L’emergenza riguarda il quadrilatero compreso fra le vie Colombo, Cacciatori delle Alpi, Virgilio Lavore e Neghelli
Ragusa, Archivio

VITTORIA. Acqua inquinata in una delle condotte cittadine, nella zona Talafuni - Chiusa Inferno. A renderlo noto è stato l'Ufficio Acquedotti del Comune. L'inquinamento dell'acqua si è verificato nel quadrilatero compreso tra le vie Cristoforo Colombo, Cacciatori delle Alpi, Virgilio Lavore e Neghelli, e più marcatamente nelle vie Concetto Marchese, Dell'Acate e Bologna. A segnalare agli Uffici la situazione, lunedì scorso, sono stati alcuni cittadini, i quali lamentavano che l'acqua potabile era "maleodorante". Da qual momento i tecnici comunali e l'assessore all'Ambiente, Filippo Cavallo, si sono messi al lavoro per individuare la causa e risolvere il problema. «Si è verificato un inquinamento - ha spiegato l'assessore Cavallo - probabilmente di solventi o di carburanti. Non sappiamo come queste sostanze siano arrivate nella condotta e non conosciamo ancora la natura dell'inquinamento, ma abbiamo effettuato da lunedì diversi prelievi e li abbiamo consegnati a una ditta di Comiso, che sta analizzando i campioni.

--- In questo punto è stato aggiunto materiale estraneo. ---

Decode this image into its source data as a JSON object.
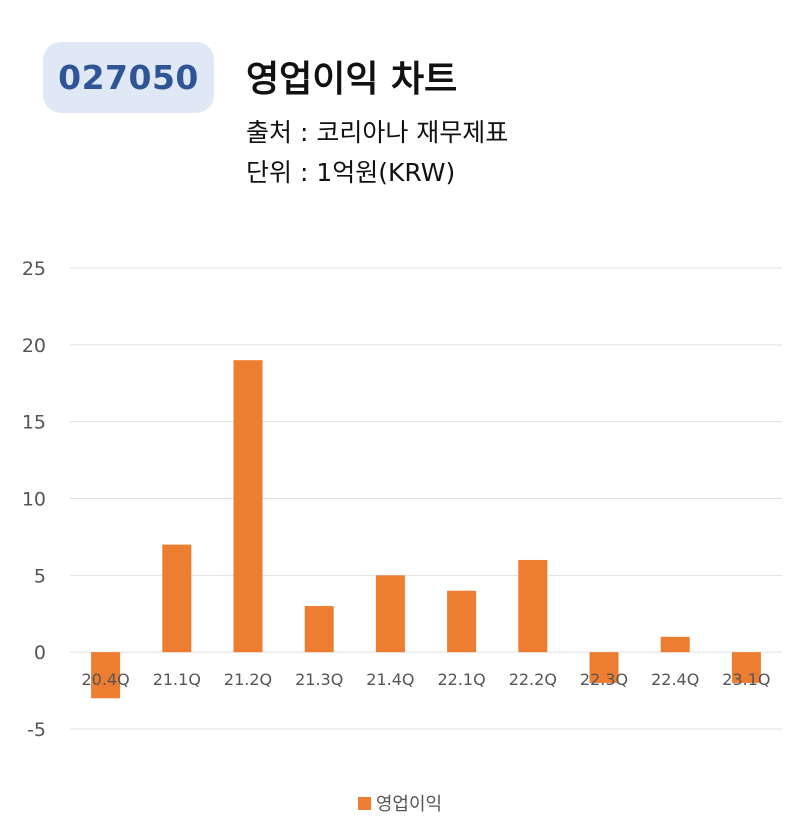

Abbiamo, inoltre, informato della vicenda le forze dell'ordine». Quest'oggi dovrebbero arrivare i primi risultati delle analisi sulla natura del fenomeno, intanto il sindaco, Giuseppe Nicosia, ha emesso l'ordinanza n.4 del 2013, con la quale ha disposto il divieto assoluto, per i residenti della zona interessata dall'inquinamento, di utilizzare l'acqua potabile distribuita dalla rete idrica comunale e quella già immagazzinata nei serbatoi e nelle cisterne delle proprie abitazioni. «Consigliamo altresì di svuotare i serbatoi e le cisterne - ha aggiunto Cavallo - e di disinfettarli con cloro o varechina». In attesa di risolvere il problema, il Comune si sta attrezzando, con l'ausilio dell'Amiu, per garantire il servizio di rifornimento con le autobotti ventiquattr'ore su ventiquattro. «L'Ufficio Acquedotti - ha concluso Cavallo - sta organizzando turni di lavoro straordinario per fronteggiare al meglio l'emergenza; stiamo lavorando senza sosta, notte e giorno, da quando ci è arrivata la segnalazione». Le richieste vanno effettuate al numero verde dell'Amiu, l'800-210388. Nell'ottobre dello scorso anno si era verificata una situazione simile nella zona della Madonna della Salute, che aveva portato il sindaco ad emettere una ordinanza per vietare l'utilizzo dell'acqua potabile nella zona tra la statale 115 e la Via Madonna della Salute. GI.GE.